Lengths: This tracks the length of the Chunk at each ordinal.
Address Suffixes: The address at that ordinal, minus the 8 bytes of the prefix which are redundant.
The algorithm to determine if the storage file contains a given address:
Strip the first 8 bytes of the address, and call that the Prefix.
Perform a binary search on the Prefix map, once one is found search the vicinity for additional matches.
For the set of matched Prefixes, grab the Address Suffix at the associated Ordinal. This results in the suffix set.
For the set of suffixes, compare each to the last twelve bytes of the address your are looking for.
If one matches, the Chunk exists in the file.
Given that we are using SHA512 to calculate our addresses, we assume there is a decent distribution of addresses. Therefore, the time intensive portion of this algorithm is the binary search on the Prefix Map, which is O(log2(N))
, where N
is the number of chunks.
In the following example, there are 3 keys: ABC
, LMN
, and TUV
. For each, the first character is considered the Prefix, and the second two are the Suffix.
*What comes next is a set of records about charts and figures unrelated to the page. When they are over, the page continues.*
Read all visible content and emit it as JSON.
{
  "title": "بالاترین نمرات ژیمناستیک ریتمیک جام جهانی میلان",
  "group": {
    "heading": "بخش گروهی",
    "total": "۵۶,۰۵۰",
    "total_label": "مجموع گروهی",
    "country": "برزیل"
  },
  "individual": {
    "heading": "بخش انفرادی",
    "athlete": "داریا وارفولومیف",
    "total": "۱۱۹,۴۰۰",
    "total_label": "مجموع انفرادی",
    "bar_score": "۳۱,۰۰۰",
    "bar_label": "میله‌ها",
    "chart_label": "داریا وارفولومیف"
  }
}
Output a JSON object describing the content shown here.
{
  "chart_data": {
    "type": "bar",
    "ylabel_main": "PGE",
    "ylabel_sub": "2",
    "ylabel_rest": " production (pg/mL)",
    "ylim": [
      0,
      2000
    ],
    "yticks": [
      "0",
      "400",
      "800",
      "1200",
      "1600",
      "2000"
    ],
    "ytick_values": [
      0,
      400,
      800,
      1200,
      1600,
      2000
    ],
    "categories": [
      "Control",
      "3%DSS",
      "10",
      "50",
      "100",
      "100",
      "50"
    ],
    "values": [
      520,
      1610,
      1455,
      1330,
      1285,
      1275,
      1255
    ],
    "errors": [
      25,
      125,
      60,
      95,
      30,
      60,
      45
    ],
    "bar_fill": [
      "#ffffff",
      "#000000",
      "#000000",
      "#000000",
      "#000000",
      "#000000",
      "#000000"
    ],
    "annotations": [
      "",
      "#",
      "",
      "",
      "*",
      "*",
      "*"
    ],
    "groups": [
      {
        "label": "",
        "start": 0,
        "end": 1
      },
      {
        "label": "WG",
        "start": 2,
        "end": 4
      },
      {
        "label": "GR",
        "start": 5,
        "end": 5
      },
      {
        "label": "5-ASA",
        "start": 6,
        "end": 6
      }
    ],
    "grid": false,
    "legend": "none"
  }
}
Let's determine if the storage file contains ABC
. First we need to read the footer, which tells us there are 3 chunks in this file. Using that, we calculate the offsets for the index from the end of the file. Using a seek operation, we load and parse this information for the duration of the process.
Now that we have the Prefix Map in memory, we pull the prefix, A
off of our desired address ABC
. The Prefix Map contains A
,L
,T
, so doing a binary search we determine that the index 0
contains the prefix.
This example contains no collisions in the Prefix Map, but in the general case we find all matches, and gather the Ordinals. In this case, the Ordinal is 1
. The Ordinal in the index into the Lengths and Suffixes.
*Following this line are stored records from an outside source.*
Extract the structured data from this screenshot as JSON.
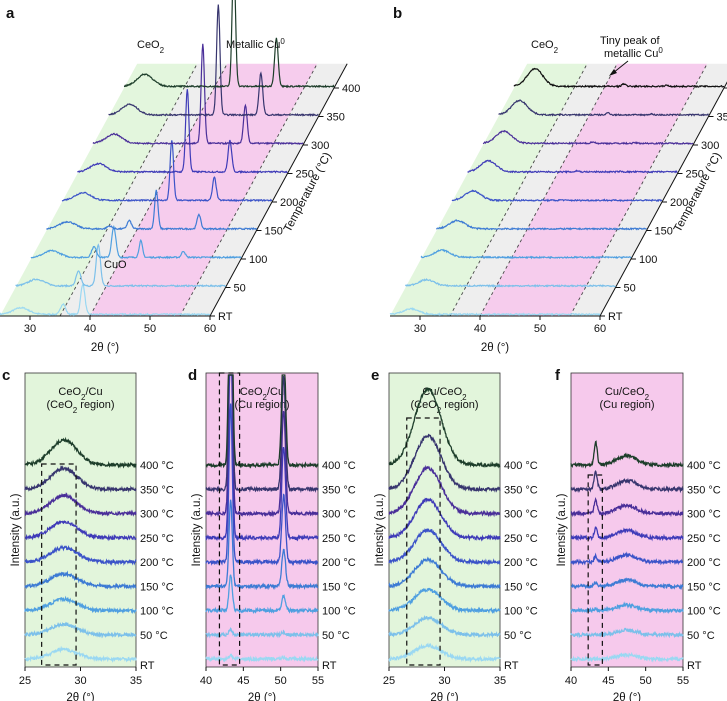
{
  "panel_labels": [
    "a",
    "b",
    "c",
    "d",
    "e",
    "f"
  ],
  "colors": {
    "ceo2_region": "#e2f5db",
    "cu_region": "#f6c9ec",
    "gap_region": "#ededed",
    "series": [
      "#9ad8f2",
      "#7cc0ea",
      "#4f9fe0",
      "#3d7bd4",
      "#3b53c8",
      "#3f3bb8",
      "#4a2f99",
      "#37356e",
      "#1d3d2a"
    ],
    "series_b_top": "#111111"
  },
  "chart_data": [
    {
      "panel": "a",
      "type": "line",
      "layout": "waterfall-3d",
      "xlabel": "2θ (°)",
      "ylabel": "Temperature (°C)",
      "xlim": [
        25,
        60
      ],
      "xticks": [
        "30",
        "40",
        "50",
        "60"
      ],
      "yticks": [
        "RT",
        "50",
        "100",
        "150",
        "200",
        "250",
        "300",
        "350",
        "400"
      ],
      "series_names": [
        "RT",
        "50",
        "100",
        "150",
        "200",
        "250",
        "300",
        "350",
        "400"
      ],
      "annotations": [
        "CeO2",
        "Metallic Cu0",
        "CuO"
      ],
      "peaks": {
        "CeO2_2theta": 28.5,
        "Cu_2theta": [
          43.3,
          50.4
        ],
        "CuO_2theta": 38.8,
        "Cu_intensity": [
          0.0,
          0.0,
          0.3,
          0.7,
          1.1,
          1.5,
          1.8,
          2.0,
          2.3
        ],
        "CuO_intensity": [
          0.55,
          0.75,
          0.55,
          0.15,
          0.0,
          0.0,
          0.0,
          0.0,
          0.0
        ],
        "CeO2_intensity": [
          0.12,
          0.12,
          0.12,
          0.13,
          0.14,
          0.15,
          0.17,
          0.19,
          0.22
        ]
      }
    },
    {
      "panel": "b",
      "type": "line",
      "layout": "waterfall-3d",
      "xlabel": "2θ (°)",
      "ylabel": "Temperature (°C)",
      "xlim": [
        25,
        60
      ],
      "xticks": [
        "30",
        "40",
        "50",
        "60"
      ],
      "yticks": [
        "RT",
        "50",
        "100",
        "150",
        "200",
        "250",
        "300",
        "350",
        "400"
      ],
      "series_names": [
        "RT",
        "50",
        "100",
        "150",
        "200",
        "250",
        "300",
        "350",
        "400"
      ],
      "annotations": [
        "CeO2",
        "Tiny peak of metallic Cu0"
      ],
      "peaks": {
        "CeO2_2theta": 28.5,
        "Cu_2theta": [
          43.3,
          50.4
        ],
        "CeO2_intensity": [
          0.1,
          0.11,
          0.13,
          0.15,
          0.17,
          0.2,
          0.22,
          0.26,
          0.32
        ],
        "Cu_intensity": [
          0.0,
          0.0,
          0.0,
          0.0,
          0.01,
          0.02,
          0.03,
          0.04,
          0.05
        ]
      }
    },
    {
      "panel": "c",
      "type": "line",
      "layout": "stacked",
      "title": "CeO2/Cu (CeO2 region)",
      "xlabel": "2θ (°)",
      "ylabel": "Intensity (a.u.)",
      "xlim": [
        25,
        35
      ],
      "xticks": [
        "25",
        "30",
        "35"
      ],
      "series_names": [
        "RT",
        "50 °C",
        "100 °C",
        "150 °C",
        "200 °C",
        "250 °C",
        "300 °C",
        "350 °C",
        "400 °C"
      ],
      "peak_center": 28.5,
      "peak_intensity": [
        0.1,
        0.11,
        0.12,
        0.13,
        0.15,
        0.17,
        0.19,
        0.22,
        0.26
      ],
      "highlight_range": [
        26.5,
        29.6
      ]
    },
    {
      "panel": "d",
      "type": "line",
      "layout": "stacked",
      "title": "CeO2/Cu (Cu region)",
      "xlabel": "2θ (°)",
      "ylabel": "Intensity (a.u.)",
      "xlim": [
        40,
        55
      ],
      "xticks": [
        "40",
        "45",
        "50",
        "55"
      ],
      "series_names": [
        "RT",
        "50 °C",
        "100 °C",
        "150 °C",
        "200 °C",
        "250 °C",
        "300 °C",
        "350 °C",
        "400 °C"
      ],
      "peak_centers": [
        43.3,
        50.4
      ],
      "peak_intensity": [
        0.05,
        0.08,
        0.5,
        1.2,
        2.2,
        3.0,
        3.4,
        3.7,
        4.0
      ],
      "highlight_range": [
        41.8,
        44.5
      ]
    },
    {
      "panel": "e",
      "type": "line",
      "layout": "stacked",
      "title": "Cu/CeO2 (CeO2 region)",
      "xlabel": "2θ (°)",
      "ylabel": "Intensity (a.u.)",
      "xlim": [
        25,
        35
      ],
      "xticks": [
        "25",
        "30",
        "35"
      ],
      "series_names": [
        "RT",
        "50 °C",
        "100 °C",
        "150 °C",
        "200 °C",
        "250 °C",
        "300 °C",
        "350 °C",
        "400 °C"
      ],
      "peak_center": 28.5,
      "peak_intensity": [
        0.14,
        0.18,
        0.22,
        0.28,
        0.34,
        0.4,
        0.48,
        0.56,
        0.8
      ],
      "highlight_range": [
        26.6,
        29.6
      ]
    },
    {
      "panel": "f",
      "type": "line",
      "layout": "stacked",
      "title": "Cu/CeO2 (Cu region)",
      "xlabel": "2θ (°)",
      "ylabel": "Intensity (a.u.)",
      "xlim": [
        40,
        55
      ],
      "xticks": [
        "40",
        "45",
        "50",
        "55"
      ],
      "series_names": [
        "RT",
        "50 °C",
        "100 °C",
        "150 °C",
        "200 °C",
        "250 °C",
        "300 °C",
        "350 °C",
        "400 °C"
      ],
      "peak_centers": [
        43.3,
        47.5
      ],
      "peak_intensity": [
        0.0,
        0.0,
        0.01,
        0.02,
        0.03,
        0.05,
        0.07,
        0.09,
        0.12
      ],
      "highlight_range": [
        42.3,
        44.2
      ]
    }
  ]
}
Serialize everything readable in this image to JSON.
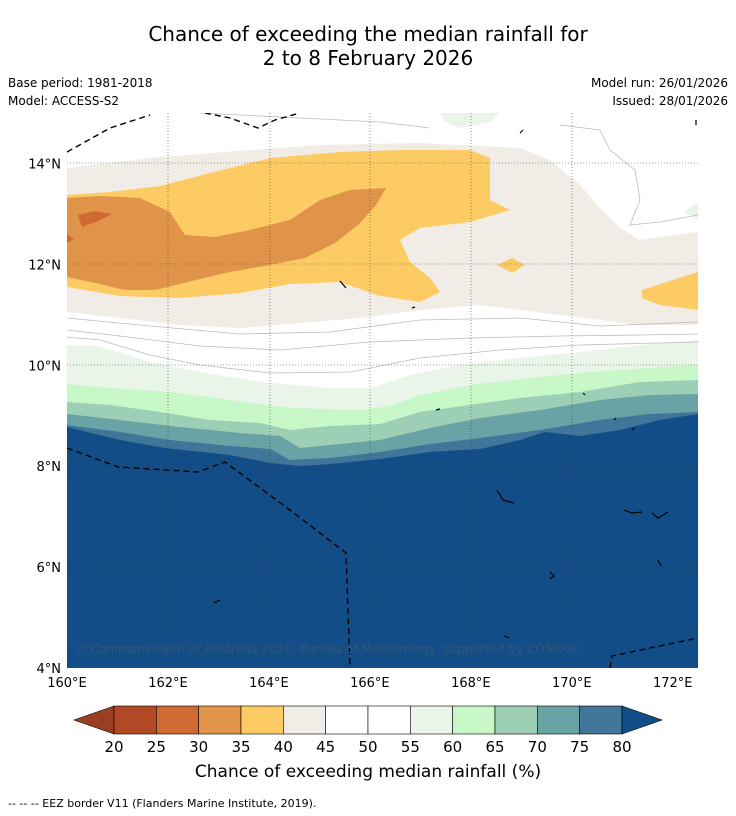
{
  "title_line1": "Chance of exceeding the median rainfall for",
  "title_line2": "2 to 8 February 2026",
  "base_period": "Base period: 1981-2018",
  "model": "Model: ACCESS-S2",
  "model_run": "Model run: 26/01/2026",
  "issued": "Issued: 28/01/2026",
  "copyright": "© Commonwealth of Australia 2026, Bureau of Meteorology, supported by COSPPac",
  "x_ticks": [
    {
      "lon": 160,
      "label": "160°E"
    },
    {
      "lon": 162,
      "label": "162°E"
    },
    {
      "lon": 164,
      "label": "164°E"
    },
    {
      "lon": 166,
      "label": "166°E"
    },
    {
      "lon": 168,
      "label": "168°E"
    },
    {
      "lon": 170,
      "label": "170°E"
    },
    {
      "lon": 172,
      "label": "172°E"
    }
  ],
  "y_ticks": [
    {
      "lat": 4,
      "label": "4°N"
    },
    {
      "lat": 6,
      "label": "6°N"
    },
    {
      "lat": 8,
      "label": "8°N"
    },
    {
      "lat": 10,
      "label": "10°N"
    },
    {
      "lat": 12,
      "label": "12°N"
    },
    {
      "lat": 14,
      "label": "14°N"
    }
  ],
  "colorbar": {
    "label": "Chance of exceeding median rainfall (%)",
    "ticks": [
      "20",
      "25",
      "30",
      "35",
      "40",
      "45",
      "50",
      "55",
      "60",
      "65",
      "70",
      "75",
      "80"
    ],
    "colors": {
      "under": "#9c3e23",
      "bins": [
        "#b34a27",
        "#cf6a33",
        "#e0944a",
        "#fdcb63",
        "#f1ece6",
        "#ffffff",
        "#ffffff",
        "#e9f5e9",
        "#c8f7c8",
        "#9ccfb6",
        "#6aa3a5",
        "#3f7699"
      ],
      "over": "#124d87"
    }
  },
  "footnote": "--  --  -- EEZ border V11 (Flanders Marine Institute, 2019)."
}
Now, we compare the Suffix found at that location with the Suffix we are looking for, BC
, and since they match, we know that this file contains the ABC
Chunk.
To Retrieve the object requires additional steps. Using the Contains algorithm, we get the Ordinal of the Chunk found, then:
Sum all values in the Lengths array up to the Ordinal. This is the byte offset into ChunkRecords.
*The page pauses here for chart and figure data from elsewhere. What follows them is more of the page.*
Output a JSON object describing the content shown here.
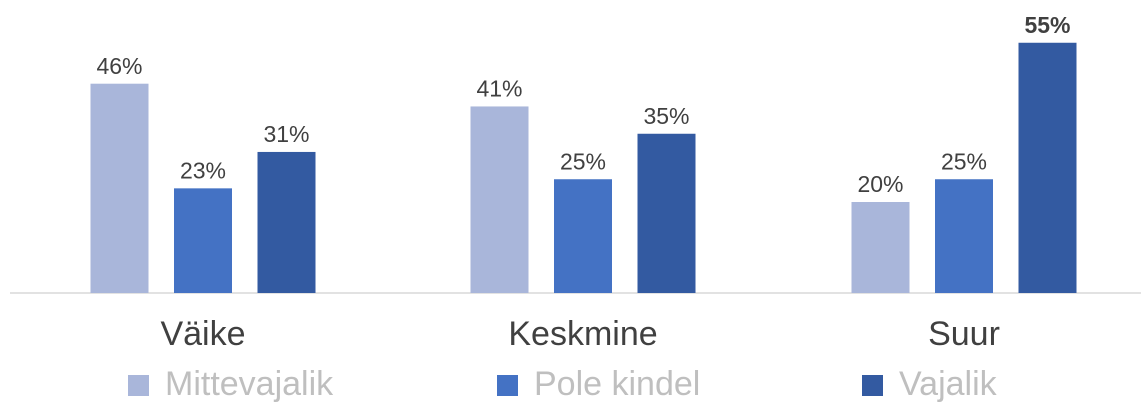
{
  "chart_data": {
    "type": "bar",
    "categories": [
      "Väike",
      "Keskmine",
      "Suur"
    ],
    "series": [
      {
        "name": "Mittevajalik",
        "color": "#a9b6da",
        "values": [
          46,
          41,
          20
        ],
        "value_labels": [
          "46%",
          "41%",
          "20%"
        ]
      },
      {
        "name": "Pole kindel",
        "color": "#4472c4",
        "values": [
          23,
          25,
          25
        ],
        "value_labels": [
          "23%",
          "25%",
          "25%"
        ]
      },
      {
        "name": "Vajalik",
        "color": "#335aa1",
        "values": [
          31,
          35,
          55
        ],
        "value_labels": [
          "31%",
          "35%",
          "55%"
        ]
      }
    ],
    "bold_value_labels": [
      [
        false,
        false,
        false
      ],
      [
        false,
        false,
        false
      ],
      [
        false,
        false,
        true
      ]
    ],
    "ylim": [
      0,
      60
    ],
    "grid": false,
    "legend": "bottom"
  }
}
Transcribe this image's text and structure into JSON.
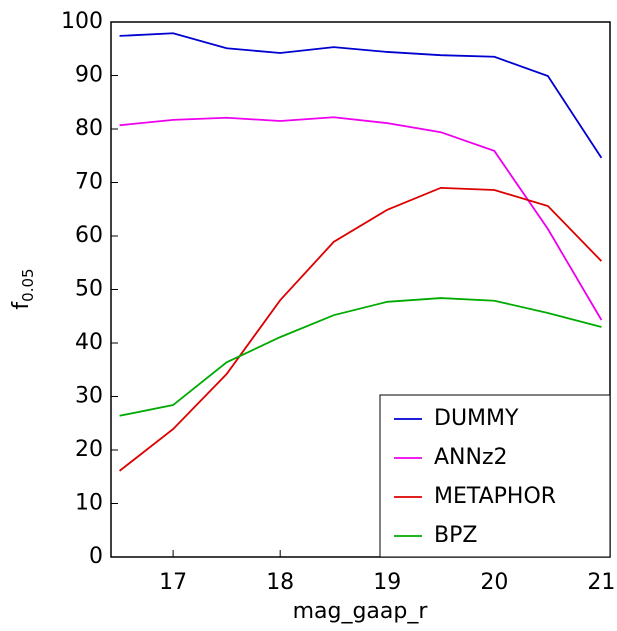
{
  "chart_data": {
    "type": "line",
    "xlabel": "mag_gaap_r",
    "ylabel": "f",
    "ylabel_sub": "0.05",
    "x": [
      16.5,
      17,
      17.5,
      18,
      18.5,
      19,
      19.5,
      20,
      20.5,
      21
    ],
    "series": [
      {
        "name": "DUMMY",
        "color": "#0000d0",
        "values": [
          97.4,
          97.9,
          95.1,
          94.2,
          95.3,
          94.4,
          93.8,
          93.5,
          89.9,
          74.6
        ]
      },
      {
        "name": "ANNz2",
        "color": "#ee00ee",
        "values": [
          80.7,
          81.7,
          82.1,
          81.5,
          82.2,
          81.1,
          79.4,
          75.9,
          61.3,
          44.3
        ]
      },
      {
        "name": "METAPHOR",
        "color": "#dd0000",
        "values": [
          16.1,
          23.9,
          34.2,
          48.0,
          58.9,
          64.9,
          69.0,
          68.6,
          65.6,
          55.3
        ]
      },
      {
        "name": "BPZ",
        "color": "#00aa00",
        "values": [
          26.4,
          28.4,
          36.4,
          41.1,
          45.2,
          47.7,
          48.4,
          47.9,
          45.6,
          43.0
        ]
      }
    ],
    "xlim": [
      16.42,
      21.08
    ],
    "xticks": [
      17,
      18,
      19,
      20,
      21
    ],
    "ylim": [
      0,
      100
    ],
    "yticks": [
      0,
      10,
      20,
      30,
      40,
      50,
      60,
      70,
      80,
      90,
      100
    ],
    "legend": "lower right"
  }
}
Perform a disk seek operation to the ChunkRecords portion of the file, and read the length of the chunk from that offset.
Snappy Decompress the byte array, and you are done!
Note that step (6) has a O(N)
operation in it, but we calculate those values at the time we load the Index initially. Loading the Index is a O(N)
operation, but we only do it once.
To continue our example, to retrieve the value for ABC
, using the Ordinal 1
from before, we find the sum of all lengths before the Ordinal in question. In our example, we don't have many things to sum up since our Ordinal is 1
. I should have thought of that before I made these pretty pictures!
The goal of this step is to get the offset and length of the Chunk. By summing all of the lengths of Chunks which become before the one we care about, we get the offset. Then the length is simply the value in the Ordinal position. In our case, offset is 1, and length is 4.
The value for Chunk ABC
is 44 61 74 61
! Well, technically we'd need to decompress that, but let's leave that for another time. Looking up LMN
and TUV
is an exercise left to the reader.
To recap, here is a gif!
The critical piece here is that the Index does most of the heavy lifting. It's loaded into memory at server start up, and as a result we confine all of our lookup code to that memory. It's only after we've determined the full offset of the Chunk that we venture into that yellow block, which requires a disk read.